3. La «dipendenza economica» e l’«abuso» quali presupposti della tutela dell’art. 9 l. subf. e il problema della loro rilevanza nelle declinazioni settoriali del divieto, quale quella a favore dei lavoratori autonomi

L’art. 9 l. subf. sanziona l’abuso, nell’ambito di una relazione tra imprese, della dipendenza economica dell’una, in posizione di “dominanza relativa” nei confronti dell’altra. Lo stato in cui si trova l’impresa abusata, la «dipendenza economica», è dirimente, poiché definisce il tipo di debolezza che il legislatore ha voluto prendere in considerazione a fini protettivi. Comprendere cosa essa significhi è dunque necessario anche per delineare la tutela che lo stesso legislatore ha inteso offrire estendendo la norma – o, se si accoglie la lettura qui preferita, ribadendone l’applicabilità – ai lavoratori autonomi. È imprescindibile muovere dal tenore letterale dell’art. 9, comma 1, cit., che, nei periodi secondo e terzo, si preoccupa di precisare che la dipendenza economica consiste in quella situazione in cui un’impresa risulta «in grado di determinare, nei rapporti commerciali con un’altra impresa, un eccessivo squilibrio di diritti e di obblighi». Come è agevole rilevare, dunque, non importa che, in concreto, le condizioni contrattuali siano effettivamente squilibrate: quello che conta è che la posizione di forza di una delle imprese sia tale da poterle imporre in modo sostanzialmente unilaterale. Di qui si giustifica il prosieguo della disposizione, secondo cui «la dipendenza economica è valutata tenendo conto anche della reale possibilità per la parte che abbia subito l’abuso di reperire sul mercato alternative soddisfacenti». Questo secondo criterio ha il duplice obiettivo di spiegare la ragione per la quale un soggetto economico non è effettivamente in grado di opporsi all’abuso (se si tratta di condizioni contrattuali, queste producono effetto in forza dell’accordo e quindi grazie al consenso che lo stesso abusato ha manifestato) e di indicare all’interessato l’elemento di fatto su cui profondere lo sforzo probatorio per dimostrare il presupposto della tutela [32]. Per questa ragione, nonostante l’indubbia ambiguità della formulazione normativa – che, specialmente con la congiunzione «anche», sembra sottendere l’idea che quello indicato rappresenti solo un parametro ausiliario –, dottrina e giurisprudenza hanno considerato il criterio dell’assenza di “alternative [continua ..]


4. Segue.

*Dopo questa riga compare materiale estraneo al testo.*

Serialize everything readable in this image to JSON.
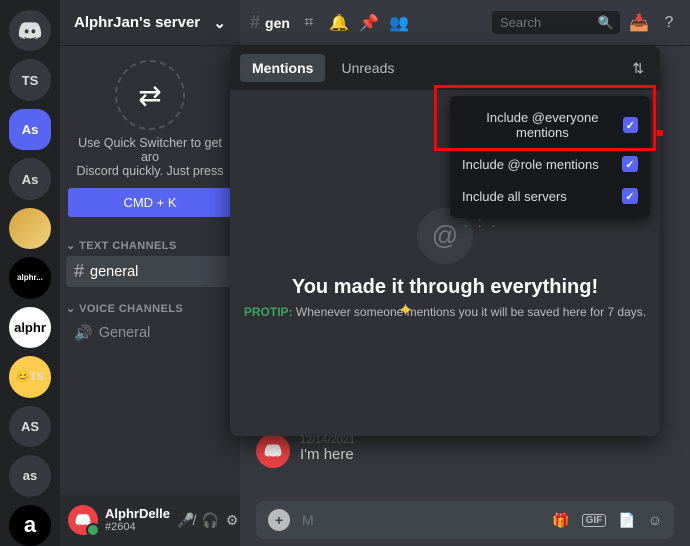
{
  "guild": {
    "name": "AlphrJan's server"
  },
  "servers": [
    {
      "label": "home"
    },
    {
      "label": "TS"
    },
    {
      "label": "As",
      "selected": true
    },
    {
      "label": "As"
    },
    {
      "label": "gold"
    },
    {
      "label": "alphr..."
    },
    {
      "label": "alphr"
    },
    {
      "label": "😊TS"
    },
    {
      "label": "AS"
    },
    {
      "label": "as"
    },
    {
      "label": "a"
    }
  ],
  "quick_switch": {
    "line1": "Use Quick Switcher to get aro",
    "line2": "Discord quickly. Just press",
    "button": "CMD + K"
  },
  "sections": {
    "text_label": "TEXT CHANNELS",
    "voice_label": "VOICE CHANNELS",
    "text_channels": [
      {
        "name": "general",
        "selected": true
      }
    ],
    "voice_channels": [
      {
        "name": "General"
      }
    ]
  },
  "top": {
    "channel": "gen",
    "search_placeholder": "Search"
  },
  "inbox": {
    "tabs": {
      "mentions": "Mentions",
      "unreads": "Unreads"
    },
    "title": "You made it through everything!",
    "protip_label": "PROTIP:",
    "protip_text": "Whenever someone mentions you it will be saved here for 7 days.",
    "filter": {
      "everyone": "Include @everyone mentions",
      "role": "Include @role mentions",
      "servers": "Include all servers"
    }
  },
  "message": {
    "date": "12/14/2021",
    "text": "I'm here"
  },
  "composer": {
    "placeholder": "M",
    "gif": "GIF"
  },
  "user": {
    "name": "AlphrDelle",
    "tag": "#2604"
  }
}
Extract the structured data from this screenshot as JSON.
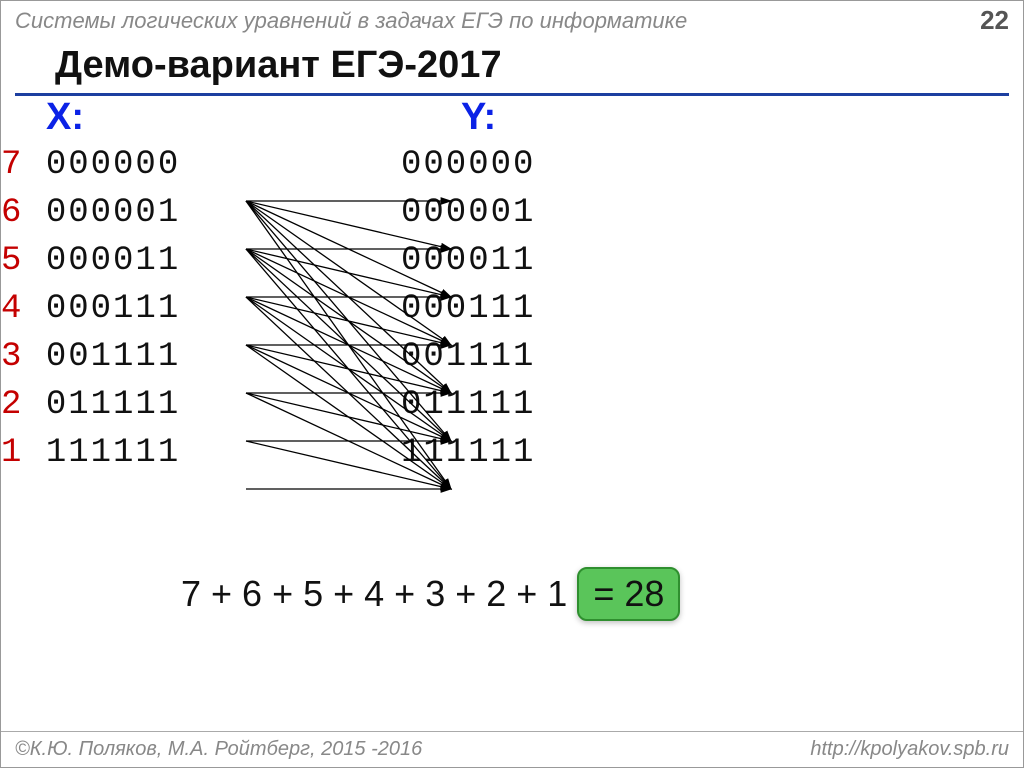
{
  "header": {
    "topic": "Системы логических уравнений в задачах ЕГЭ по информатике",
    "page": "22"
  },
  "title": "Демо-вариант ЕГЭ-2017",
  "columns": {
    "x_label": "X:",
    "y_label": "Y:"
  },
  "rows": [
    {
      "idx": "7",
      "x": "000000",
      "y": "000000"
    },
    {
      "idx": "6",
      "x": "000001",
      "y": "000001"
    },
    {
      "idx": "5",
      "x": "000011",
      "y": "000011"
    },
    {
      "idx": "4",
      "x": "000111",
      "y": "000111"
    },
    {
      "idx": "3",
      "x": "001111",
      "y": "001111"
    },
    {
      "idx": "2",
      "x": "011111",
      "y": "011111"
    },
    {
      "idx": "1",
      "x": "111111",
      "y": "111111"
    }
  ],
  "arrow_map": [
    [
      0,
      1,
      2,
      3,
      4,
      5,
      6
    ],
    [
      1,
      2,
      3,
      4,
      5,
      6
    ],
    [
      2,
      3,
      4,
      5,
      6
    ],
    [
      3,
      4,
      5,
      6
    ],
    [
      4,
      5,
      6
    ],
    [
      5,
      6
    ],
    [
      6
    ]
  ],
  "sum": {
    "expression": "7 + 6 + 5 + 4 + 3 + 2 + 1",
    "result": "= 28"
  },
  "footer": {
    "left": "©К.Ю. Поляков, М.А. Ройтберг, 2015 -2016",
    "right": "http://kpolyakov.spb.ru"
  },
  "layout": {
    "xColLeft": 60,
    "yColLeft": 460,
    "rowTop0": 175,
    "rowStep": 48,
    "xEndPx": 245,
    "yStartPx": 450,
    "arrowYOffset": 20
  }
}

Declinazioni settoriali del divieto di abuso di dipendenza economica e intersezioni con altre discipline che tutelano il contraente debole

Le difficoltà probatorie intrinseche ad entrambi gli elementi della fattispecie di abuso di dipendenza economica ha indotto il legislatore ad intervenire in due direzioni, arricchendo il panorama normativo di declinazioni settoriali della regola, con l’obiettivo di una maggiore effettività della tutela offerta [38]. Da un lato, la situazione di debolezza è stata sostanzialmente presunta per alcune categorie di relazioni commerciali, dove questa condizione è strutturale per talune tipologie di impresa e, dall’altro, sono stati stilati elenchi di ipotesi (pratiche o clausole) che configurano senz’altro un abuso, così contribuendo anche a delinearne più precisamente il significato. È accaduto, ad esempio, nell’ambito della filiera agricola e alimentare, con riguardo alla quale l’art. 62 d.l. 1/2012 ha stabilito, precorrendo il successivo intervento europeo, il divieto di talune pratiche (nonostante l’elenco si chiuda con una clausola aperta, idonea a ricomprendere anche altre ipotesi non specificamente contemplate), sollevando ad un tempo l’impresa vittima dall’onere di dimostrare il suo stato di dipendenza economica [39]. Un analogo percorso è stato seguito per il lavoro autonomo non imprenditoriale: l’art. 3, comma 1, l. n. 81/2017 contempla infatti una lista di clausole che «si considerano abusive» e la tutela contro di esse – che si risolve nella loro inefficacia, oltre al diritto al risarcimento del danno – prescinde dalla dimostrazione da parte dell’interessato di una situazione di soggezione economica. Su questa disciplina di settore si innestano però due ulteriori complicazioni. In primo luogo, l’art. 3 cit., come si è visto, dopo avere concretizzato il divieto di abuso in alcune clausole, ha altresì previsto, al comma 4, l’applicabilità, in quanto compatibile, della fattispecie generale dell’art. 9 l. n. 192/1998, instillando così il dubbio se, anche per quest’ultima, operi una presunzione e, nel caso, se essa qui ammetta oppure no la prova contraria. In secondo luogo, l’elenco di clausole e lo statuto della loro inefficacia, va coordinato con la nullità di protezione disposta dall’art. 13-bis l. n. 247/2012 per un più ampio elenco di pattuizioni, allorché siano contenute in convenzioni che regolano i [continua ..]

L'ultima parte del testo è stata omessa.